Heute ist Polen der kranke Mann Europas. Seht ihr das nicht, ihr Abgeordneten und Senatoren? Ich klage euch der Zerstörung des Christentums an. (Pater Ludwik Wi´sniewski)

Dominikanerpater Ludwik Wi ´sniewski ist ein erfahrener Mann, der die europäische Geistesgeschichte in ihrer Tiefe und Breite kennt. Und so war der Titel des in Polen viel beachteten Beitrags des 81-Jährigen Geistlichen ganz sicher nicht zufällig gewählt. "J'accuse", also: "Ich klage an", so hatte bereits der französische Schriftsteller Émile Zola vor inzwischen 120 Jahren sein Pamphlet an den damaligen Staatspräsidenten Frankreichs betitelt, um auf die wahren, antisemitischen Hintergründe der berüchtigten Dreyfus-Affäre aufmerksam zu machen. Wi´sniewski, der in progressiven katholischen Kreisen Polens auch wegen seiner Oppositionstätigkeit während des Kommunismus große Autorität genießt, hat im Jänner dieses Jahres in der liberal-katholischen Wochenzeitung Tygodnik Powszechny ein vergleichbar schweres Geschütz aufgefahren -jedoch nicht nur gegen die umstrittene nationalkonservative Regierung, sondern auch gegen die katholische Kirche des Landes. "Vor unseren Augen stirbt in Polen das Christentum. Und das ist nicht die Leistung der libertären Propaganda, der Bestrebungen der Freimaurerlogen oder internationaler Verschwörungen. Das Christentum rotten wir selbst aus, die Geistlichen und die eifrigsten Mitglieder der Kirche, mit eigenen Händen und auf eigenen Wunsch", schrieb Wi´sniewski.

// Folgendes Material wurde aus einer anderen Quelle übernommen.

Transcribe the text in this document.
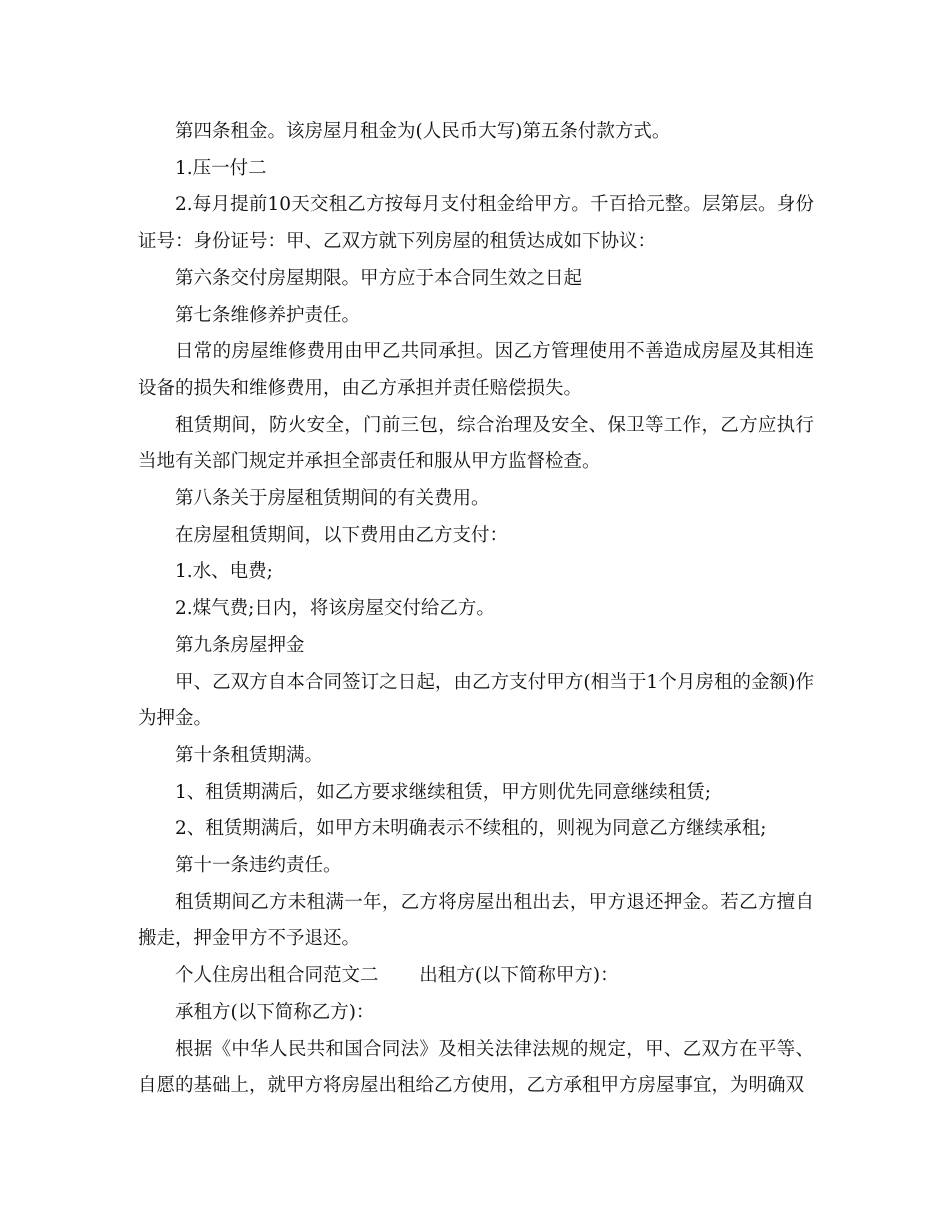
第四条租金。该房屋月租金为(人民币大写)第五条付款方式。

1.压一付二

2.每月提前10天交租乙方按每月支付租金给甲方。千百拾元整。层第层。身份证号：身份证号：甲、乙双方就下列房屋的租赁达成如下协议：

第六条交付房屋期限。甲方应于本合同生效之日起

第七条维修养护责任。

日常的房屋维修费用由甲乙共同承担。因乙方管理使用不善造成房屋及其相连设备的损失和维修费用，由乙方承担并责任赔偿损失。

租赁期间，防火安全，门前三包，综合治理及安全、保卫等工作，乙方应执行当地有关部门规定并承担全部责任和服从甲方监督检查。

第八条关于房屋租赁期间的有关费用。

在房屋租赁期间，以下费用由乙方支付：

1.水、电费;

2.煤气费;日内，将该房屋交付给乙方。

第九条房屋押金

甲、乙双方自本合同签订之日起，由乙方支付甲方(相当于1个月房租的金额)作为押金。

第十条租赁期满。

1、租赁期满后，如乙方要求继续租赁，甲方则优先同意继续租赁;

2、租赁期满后，如甲方未明确表示不续租的，则视为同意乙方继续承租;

第十一条违约责任。

租赁期间乙方未租满一年，乙方将房屋出租出去，甲方退还押金。若乙方擅自搬走，押金甲方不予退还。

个人住房出租合同范文二 出租方(以下简称甲方)：

承租方(以下简称乙方)：

根据《中华人民共和国合同法》及相关法律法规的规定，甲、乙双方在平等、自愿的基础上，就甲方将房屋出租给乙方使用，乙方承租甲方房屋事宜，为明确双
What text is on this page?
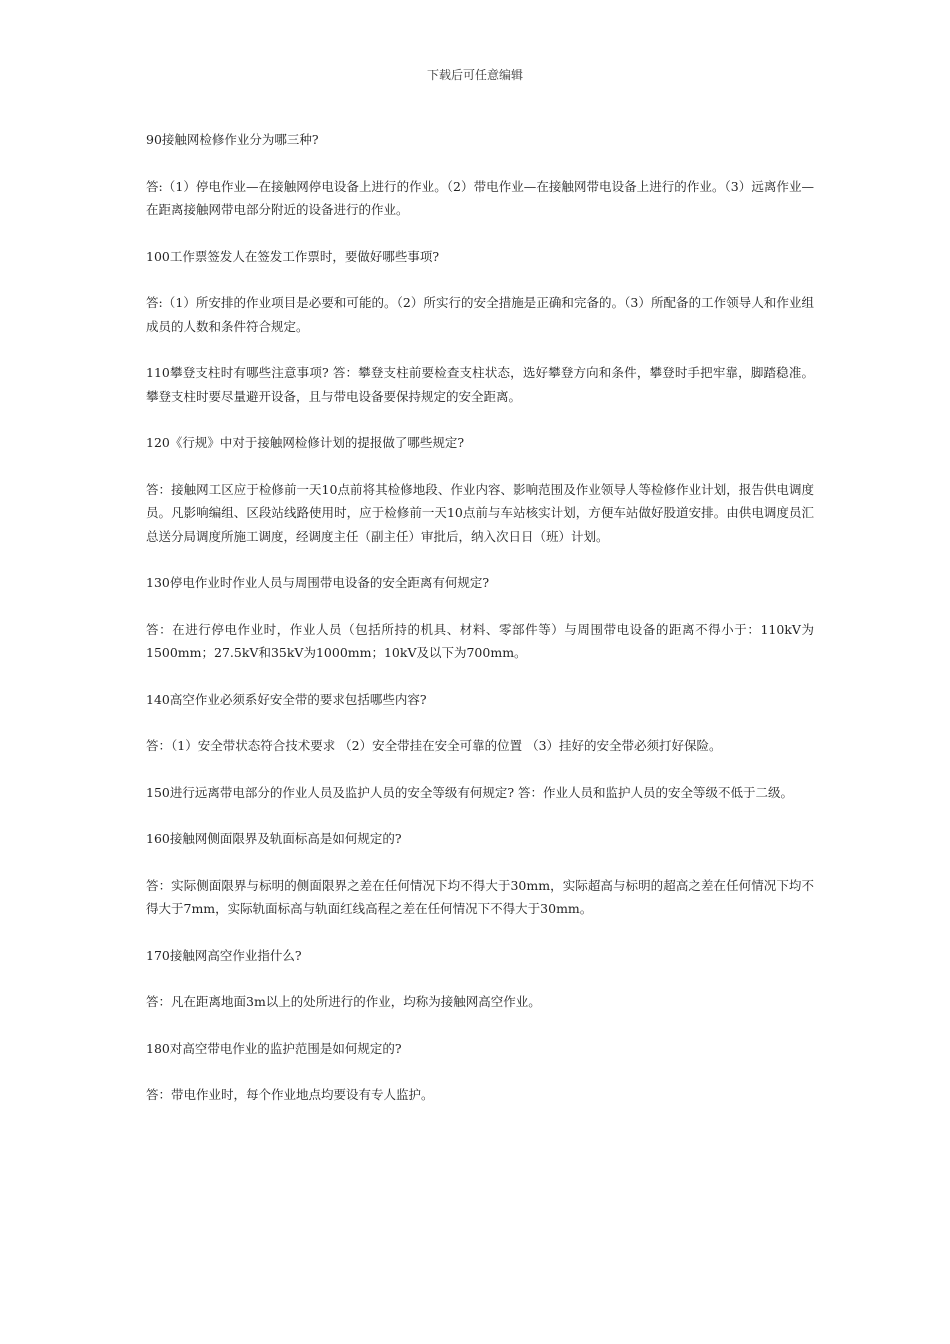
下载后可任意编辑

90接触网检修作业分为哪三种?

答:（1）停电作业—在接触网停电设备上进行的作业。（2）带电作业—在接触网带电设备上进行的作业。（3）远离作业—在距离接触网带电部分附近的设备进行的作业。

100工作票签发人在签发工作票时，要做好哪些事项?

答:（1）所安排的作业项目是必要和可能的。（2）所实行的安全措施是正确和完备的。（3）所配备的工作领导人和作业组成员的人数和条件符合规定。

110攀登支柱时有哪些注意事项? 答：攀登支柱前要检查支柱状态，选好攀登方向和条件，攀登时手把牢靠，脚踏稳准。攀登支柱时要尽量避开设备，且与带电设备要保持规定的安全距离。

120《行规》中对于接触网检修计划的提报做了哪些规定?

答：接触网工区应于检修前一天10点前将其检修地段、作业内容、影响范围及作业领导人等检修作业计划，报告供电调度员。凡影响编组、区段站线路使用时，应于检修前一天10点前与车站核实计划，方便车站做好股道安排。由供电调度员汇总送分局调度所施工调度，经调度主任（副主任）审批后，纳入次日日（班）计划。

130停电作业时作业人员与周围带电设备的安全距离有何规定?

答：在进行停电作业时，作业人员（包括所持的机具、材料、零部件等）与周围带电设备的距离不得小于：110kV为1500mm；27.5kV和35kV为1000mm；10kV及以下为700mm。

140高空作业必须系好安全带的要求包括哪些内容?

答：（1）安全带状态符合技术要求 （2）安全带挂在安全可靠的位置 （3）挂好的安全带必须打好保险。

150进行远离带电部分的作业人员及监护人员的安全等级有何规定? 答：作业人员和监护人员的安全等级不低于二级。

160接触网侧面限界及轨面标高是如何规定的?

答：实际侧面限界与标明的侧面限界之差在任何情况下均不得大于30mm，实际超高与标明的超高之差在任何情况下均不得大于7mm，实际轨面标高与轨面红线高程之差在任何情况下不得大于30mm。

170接触网高空作业指什么?

答：凡在距离地面3m以上的处所进行的作业，均称为接触网高空作业。

180对高空带电作业的监护范围是如何规定的?

答：带电作业时，每个作业地点均要设有专人监护。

Unzureichender kirchlicher Widerstand

Was den Dominikaner, der stellvertretend für die weit gefasste Minderheitsfraktion progressiver Katholiken im Lande spricht, derart empört, ist nicht nur die Doppelmoral der nationalkonservativen Regierung, die gegen Fremde und Flüchtlinge agitiere, sich "in das Gewand des Verteidigers der christlichen Werte und der Kirche" kleide und "in den Medien ein ins Gebet versunkenes Gesicht" zeige. Eine Stimmung der Feindseligkeit habe sie geschaffen, eine Stimmung der Angst, so Wi´sniewski. Daher sei Polen heute "der kranke Mann Europas. Seht ihr das nicht, ihr Abgeordneten und Senatoren? Ich klage euch der Zerstörung des Christentums an", schreibt er.

Doch dass die regierende Recht und Gerechtigkeit (PiS) eine solche Politik betreiben könne, dies sei auch dem unzureichenden Widerstand vieler Kirchenhierarchen und Geistlichen des Landes geschuldet, die keine klaren Zeichen setzten, glaubt der Dominikaner, der bereits mit den höchsten Staatsorden ausgezeichnet wurde. Viele Bischöfe hofierten zudem den einflussreichen Redemptoristenpater Tadeusz Rydzyk, der mit seinem Medienimperium - dem Sender Radio Maryja, dem TV-Sender Trwam und der Tageszeitung Nasz Dziennik - "seit Jahren Gift" in die Gesellschaft einträufele. "Die einzige Kraft, die in Polen noch über eine gewisse Autorität verfügt, sind die Bischöfe. Daher erlaube ich mir zu bitten - übrigens im Namen vieler ähnlich Denkender: Bischöfe, tretet in die öffentliche Arena ein. Die Stunde hat geschlagen, dass ihr sehr, sehr gebraucht werdet -von der Kirche, aber auch von Polen", so Wi´sniewski.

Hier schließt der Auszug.